Unlike cellulitis, this condition can affect both sides of the body and is not the result of bacterial infection. However, should you develop sores or ulcers as a result of venous stasis, your risk of a skin infection will increase.

Cellulitis vs. erysipelas

Erysipelas is another skin infection. Like cellulitis, it can start from open wounds, burns, or surgical cuts.

Most of the time, the infection is on the legs. Less often, it can appear on the face, arms, or trunk.

However, cellulitis affects deeper tissue, while erysipelas is often the result of strep bacteria and its effects are more superficial.

Other symptoms of erysipelas include:

  • fever
  • headache
  • nausea
  • chills
  • weakness
  • ill feeling

Doctors treat erysipelas with antibiotics, most often penicillin or a similar drug.

Cellulitis vs. abscess

An abscess is a swollen pocket of pus underneath the skin. It forms when bacteria — often Staphylococcus — get into your body through a cut or other open wound.

When this happens, your immune system sends in white blood cells to fight off the bacteria. The attack can form a hole under your skin, which fills with pus. The pus contains dead tissue, bacteria, and white blood cells.

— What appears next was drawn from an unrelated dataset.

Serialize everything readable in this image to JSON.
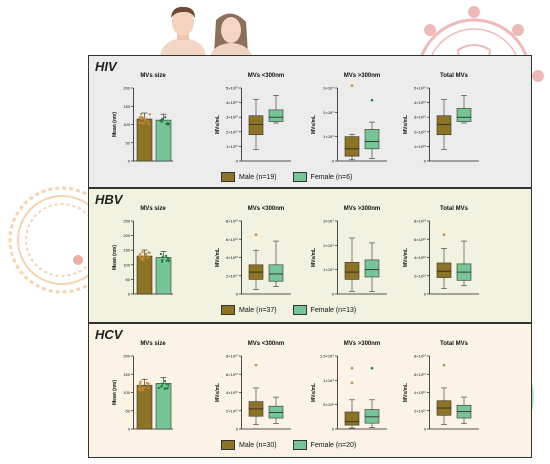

Unlike cellulitis, an abscess looks like a lump under the skin. You may also have symptoms like a fever and chills.

Some abscesses shrink on their own without treatment. In other instances, you may require antibiotics, or a doctor may need to drain the abscess.

Cellulitis vs. dermatitis

Dermatitis is a general term for a swollen skin rash that covers many conditions. These include atopic dermatitis, or eczema, and contact dermatitis, an allergic reaction to an irritating substance.

Unlike cellulitis, most forms of dermatitis are the result of allergic reactions, not bacterial infections.

Learn more about the types of dermatitis here.

General dermatitis symptoms include:

  • discolored skin
  • blisters that ooze or crust
  • itching
  • swelling
  • scaling

Doctors treat dermatitis with cortisone creams and antihistamines to relieve the swelling and itching. You will also need to avoid the substance that caused the reaction.

Cellulitis vs. DVT

Deep vein thrombosis (DVT) is a blood clot in one of the deep veins, usually in the legs. You can get a DVT after you sit or lie in bed for a long period of time, such as on a long plane trip or after surgery.

Symptoms of DVT include:

  • pain in the leg
  • redness
  • warmth

It’s important to get medical help if you have DVT. If the clot breaks free and travels to the lungs, it can cause a life threatening condition called pulmonary embolism (PE).

Doctors treat DVT with blood thinners. These prevent the clot from getting bigger and stop you from getting new clots.

Cellulitis is a common skin infection that causes inflammation, skin discoloration, and pain. Complications are uncommon but can be severe. You should always contact your doctor if you develop symptoms of cellulitis.

Most people fully recover from cellulitis after 7 to 10 days on antibiotics. If left untreated, cellulitis can lead to gangrene, septic shock, and may require surgery to treat in severe cases.

It is possible to get cellulitis again in the future. You can prevent this infection by keeping your skin clean if you get a cut or other open wound. Ask your doctor if you’re unsure how to care for your skin after an injury properly.